宮坂宥勝猊下を偲んで
1月11日は、岡谷市の照光寺前住職宮坂宥勝猊下のご命日であります。ご遷化されてより3年が経ちます。
宮坂宥勝猊下は、平成11年より約8年間、京都の総本山智積院に真言宗智山派管長・総本山智積院化主第68世としておられました。
私は平成14年より約10年間総本山智積院ならびに宗派の宗務庁に奉職しましたが、その中で1年3カ月、侍者として猊下のお傍にお仕えさせていただいた時期があります。
猊下が総本山におられた8年間には、何人もの秘書・侍者が尊い使命をいただき、お仕えをしてまいりました。
ご命日の前日には、今は全国各地に離ればなれになっているそのメンバーが諏訪に集まり懇親の会を開き、猊下を偲び、各々が仕えし頃の貴重な想い出が詰まった宝箱を開け、唯一無二の想い出を語り会う夜となりました。

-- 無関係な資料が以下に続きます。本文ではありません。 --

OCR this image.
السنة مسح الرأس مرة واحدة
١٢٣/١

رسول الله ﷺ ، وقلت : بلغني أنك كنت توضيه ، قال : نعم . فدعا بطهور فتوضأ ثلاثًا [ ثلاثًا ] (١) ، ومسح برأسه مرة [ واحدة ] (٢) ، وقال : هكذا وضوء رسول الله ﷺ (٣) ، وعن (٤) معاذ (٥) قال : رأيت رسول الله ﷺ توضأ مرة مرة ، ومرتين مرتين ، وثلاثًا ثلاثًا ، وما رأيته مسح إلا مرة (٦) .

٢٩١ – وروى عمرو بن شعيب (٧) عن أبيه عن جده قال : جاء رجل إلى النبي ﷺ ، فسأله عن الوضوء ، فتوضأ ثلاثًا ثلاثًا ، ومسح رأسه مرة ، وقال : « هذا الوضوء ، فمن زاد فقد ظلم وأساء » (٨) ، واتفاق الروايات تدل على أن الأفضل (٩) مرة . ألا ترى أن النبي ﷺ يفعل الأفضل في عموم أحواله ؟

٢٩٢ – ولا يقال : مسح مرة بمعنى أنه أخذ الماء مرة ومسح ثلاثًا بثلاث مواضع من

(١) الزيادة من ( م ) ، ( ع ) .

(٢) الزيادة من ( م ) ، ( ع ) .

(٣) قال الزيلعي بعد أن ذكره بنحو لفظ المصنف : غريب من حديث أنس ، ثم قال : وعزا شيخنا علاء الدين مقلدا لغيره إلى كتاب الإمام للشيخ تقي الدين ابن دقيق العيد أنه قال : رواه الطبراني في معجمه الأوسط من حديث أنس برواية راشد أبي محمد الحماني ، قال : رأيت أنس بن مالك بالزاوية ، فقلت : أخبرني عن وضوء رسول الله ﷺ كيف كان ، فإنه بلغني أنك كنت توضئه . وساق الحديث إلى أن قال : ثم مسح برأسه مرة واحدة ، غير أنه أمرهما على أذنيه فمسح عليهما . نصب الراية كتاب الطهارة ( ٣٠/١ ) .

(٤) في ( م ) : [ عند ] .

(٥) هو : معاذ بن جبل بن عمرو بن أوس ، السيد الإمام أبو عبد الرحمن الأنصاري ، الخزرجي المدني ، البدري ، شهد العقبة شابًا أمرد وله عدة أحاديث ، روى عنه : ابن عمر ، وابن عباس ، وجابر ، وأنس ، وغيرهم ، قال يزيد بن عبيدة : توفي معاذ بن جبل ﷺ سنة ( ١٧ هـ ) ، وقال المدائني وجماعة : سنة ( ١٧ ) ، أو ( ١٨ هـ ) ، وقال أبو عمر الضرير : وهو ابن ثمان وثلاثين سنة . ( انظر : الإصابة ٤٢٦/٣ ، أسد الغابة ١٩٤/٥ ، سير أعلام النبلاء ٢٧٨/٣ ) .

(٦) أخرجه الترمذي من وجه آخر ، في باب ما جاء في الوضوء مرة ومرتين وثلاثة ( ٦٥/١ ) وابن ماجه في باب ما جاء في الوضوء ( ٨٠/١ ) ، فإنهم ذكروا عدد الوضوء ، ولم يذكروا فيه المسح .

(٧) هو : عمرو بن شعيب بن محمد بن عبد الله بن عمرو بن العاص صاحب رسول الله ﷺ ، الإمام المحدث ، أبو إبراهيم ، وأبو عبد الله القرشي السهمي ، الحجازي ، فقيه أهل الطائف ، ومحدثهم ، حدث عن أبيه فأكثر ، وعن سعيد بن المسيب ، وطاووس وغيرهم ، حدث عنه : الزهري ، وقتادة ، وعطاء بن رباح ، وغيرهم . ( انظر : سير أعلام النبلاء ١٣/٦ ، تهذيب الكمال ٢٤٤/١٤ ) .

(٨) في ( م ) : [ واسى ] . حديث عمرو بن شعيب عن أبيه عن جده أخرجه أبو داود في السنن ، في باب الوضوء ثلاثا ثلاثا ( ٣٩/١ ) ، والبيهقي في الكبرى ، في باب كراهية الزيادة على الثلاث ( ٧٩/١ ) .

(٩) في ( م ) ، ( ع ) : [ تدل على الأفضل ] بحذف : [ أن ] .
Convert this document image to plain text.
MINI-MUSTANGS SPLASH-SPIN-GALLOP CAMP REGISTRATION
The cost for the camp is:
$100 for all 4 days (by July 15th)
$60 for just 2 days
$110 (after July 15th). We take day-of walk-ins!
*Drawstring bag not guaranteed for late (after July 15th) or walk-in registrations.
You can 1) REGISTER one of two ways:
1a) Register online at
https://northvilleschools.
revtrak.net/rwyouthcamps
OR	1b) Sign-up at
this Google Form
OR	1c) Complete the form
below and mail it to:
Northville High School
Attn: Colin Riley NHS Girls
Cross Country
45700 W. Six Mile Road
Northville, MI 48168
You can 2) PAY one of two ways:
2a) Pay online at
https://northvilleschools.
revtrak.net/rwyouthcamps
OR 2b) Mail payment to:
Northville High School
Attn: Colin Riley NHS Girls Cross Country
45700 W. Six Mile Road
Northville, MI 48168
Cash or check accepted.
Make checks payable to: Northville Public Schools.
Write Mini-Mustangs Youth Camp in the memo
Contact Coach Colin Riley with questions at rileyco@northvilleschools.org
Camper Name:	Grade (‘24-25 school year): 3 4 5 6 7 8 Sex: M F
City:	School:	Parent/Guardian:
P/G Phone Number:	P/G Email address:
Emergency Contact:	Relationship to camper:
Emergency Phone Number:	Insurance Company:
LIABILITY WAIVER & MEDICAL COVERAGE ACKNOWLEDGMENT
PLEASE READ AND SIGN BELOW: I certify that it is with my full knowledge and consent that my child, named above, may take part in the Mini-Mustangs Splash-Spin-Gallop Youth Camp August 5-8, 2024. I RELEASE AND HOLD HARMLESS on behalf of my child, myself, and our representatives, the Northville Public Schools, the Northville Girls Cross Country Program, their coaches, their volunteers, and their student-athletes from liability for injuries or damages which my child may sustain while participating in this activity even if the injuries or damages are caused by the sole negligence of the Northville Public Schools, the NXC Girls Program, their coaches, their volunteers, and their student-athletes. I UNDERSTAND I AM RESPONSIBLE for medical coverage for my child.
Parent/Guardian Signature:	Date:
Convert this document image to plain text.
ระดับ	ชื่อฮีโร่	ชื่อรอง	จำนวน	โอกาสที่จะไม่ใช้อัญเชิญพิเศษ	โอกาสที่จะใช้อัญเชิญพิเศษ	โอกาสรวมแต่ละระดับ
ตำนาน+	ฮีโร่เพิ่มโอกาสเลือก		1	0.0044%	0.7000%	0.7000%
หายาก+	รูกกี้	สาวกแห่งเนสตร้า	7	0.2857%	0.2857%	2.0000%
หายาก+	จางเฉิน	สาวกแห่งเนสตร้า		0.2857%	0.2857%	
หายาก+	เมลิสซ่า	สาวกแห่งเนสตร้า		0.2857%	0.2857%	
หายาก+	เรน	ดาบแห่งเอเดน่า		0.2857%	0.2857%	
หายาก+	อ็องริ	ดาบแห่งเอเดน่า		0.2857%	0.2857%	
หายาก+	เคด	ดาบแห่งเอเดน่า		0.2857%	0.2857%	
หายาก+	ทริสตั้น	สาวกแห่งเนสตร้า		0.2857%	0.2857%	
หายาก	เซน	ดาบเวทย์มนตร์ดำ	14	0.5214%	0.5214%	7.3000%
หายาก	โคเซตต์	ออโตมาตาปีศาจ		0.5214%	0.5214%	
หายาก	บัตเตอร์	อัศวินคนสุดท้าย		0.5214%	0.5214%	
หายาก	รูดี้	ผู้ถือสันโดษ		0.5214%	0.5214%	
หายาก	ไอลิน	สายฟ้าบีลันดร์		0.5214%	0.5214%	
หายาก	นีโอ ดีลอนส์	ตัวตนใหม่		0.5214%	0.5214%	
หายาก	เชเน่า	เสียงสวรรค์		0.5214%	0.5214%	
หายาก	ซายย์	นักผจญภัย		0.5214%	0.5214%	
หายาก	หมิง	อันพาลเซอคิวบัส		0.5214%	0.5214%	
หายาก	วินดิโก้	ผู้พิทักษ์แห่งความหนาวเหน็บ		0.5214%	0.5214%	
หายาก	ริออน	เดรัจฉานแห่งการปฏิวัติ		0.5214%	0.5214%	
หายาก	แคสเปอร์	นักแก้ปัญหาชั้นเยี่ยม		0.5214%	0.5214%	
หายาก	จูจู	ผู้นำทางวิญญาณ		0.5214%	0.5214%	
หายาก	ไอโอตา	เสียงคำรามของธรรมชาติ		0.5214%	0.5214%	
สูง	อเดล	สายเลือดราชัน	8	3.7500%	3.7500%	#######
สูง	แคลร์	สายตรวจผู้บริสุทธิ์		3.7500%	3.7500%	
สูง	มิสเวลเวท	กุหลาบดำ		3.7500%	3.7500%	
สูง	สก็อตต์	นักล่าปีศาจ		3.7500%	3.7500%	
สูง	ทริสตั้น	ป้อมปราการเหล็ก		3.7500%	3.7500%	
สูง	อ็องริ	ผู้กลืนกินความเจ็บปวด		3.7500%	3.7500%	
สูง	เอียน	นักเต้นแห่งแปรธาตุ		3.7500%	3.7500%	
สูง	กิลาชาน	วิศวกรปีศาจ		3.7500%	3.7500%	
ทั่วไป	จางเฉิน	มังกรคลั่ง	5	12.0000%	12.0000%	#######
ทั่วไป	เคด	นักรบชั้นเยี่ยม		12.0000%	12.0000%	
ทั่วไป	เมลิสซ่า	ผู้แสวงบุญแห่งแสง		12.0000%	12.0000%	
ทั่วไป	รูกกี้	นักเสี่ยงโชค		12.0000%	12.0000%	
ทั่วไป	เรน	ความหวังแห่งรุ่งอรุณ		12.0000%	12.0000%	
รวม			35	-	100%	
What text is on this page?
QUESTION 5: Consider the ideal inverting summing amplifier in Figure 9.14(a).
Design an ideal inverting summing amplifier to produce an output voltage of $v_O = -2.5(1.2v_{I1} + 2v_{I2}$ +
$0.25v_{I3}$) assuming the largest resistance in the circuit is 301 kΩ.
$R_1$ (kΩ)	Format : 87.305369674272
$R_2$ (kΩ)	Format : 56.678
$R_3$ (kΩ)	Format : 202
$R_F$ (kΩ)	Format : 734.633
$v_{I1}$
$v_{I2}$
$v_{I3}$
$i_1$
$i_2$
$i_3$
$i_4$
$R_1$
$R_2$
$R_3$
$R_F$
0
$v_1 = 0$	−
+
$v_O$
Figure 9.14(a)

浅学であり人間未熟な私が偉大な猊下にお仕えした1年3カ月の間、誠に多くの経験そして貴重なお言葉を頂戴しました。
どんな話の中でか思い出せないのですが、猊下がこのように仰られたことがあります。
「焦らなくていいです。『未完』ってのはとてもいいことなんです。可能性があってワクワクしていいんですよ。」
強く私の印象に残る猊下の言葉のひとつです。
私たちの依止師であり導師であり、そして様々な縁をもった大変に多くの方が「先生」とお慕いしている猊下は、まるで生き仏のような御方でありました。
本日の命日、照光寺にて追悼法要が営まれ、私もご供養に参列させていただくことが叶いました。
法要後の斎食の席では、それぞれのご縁者が代表で想い出等のスピーチをしましたが、どなたがお話することも猊下のお姿を誠に鮮明に思い浮かべることができ、会場のすぐそこに猊下が居られるような不思議な感覚を得ました。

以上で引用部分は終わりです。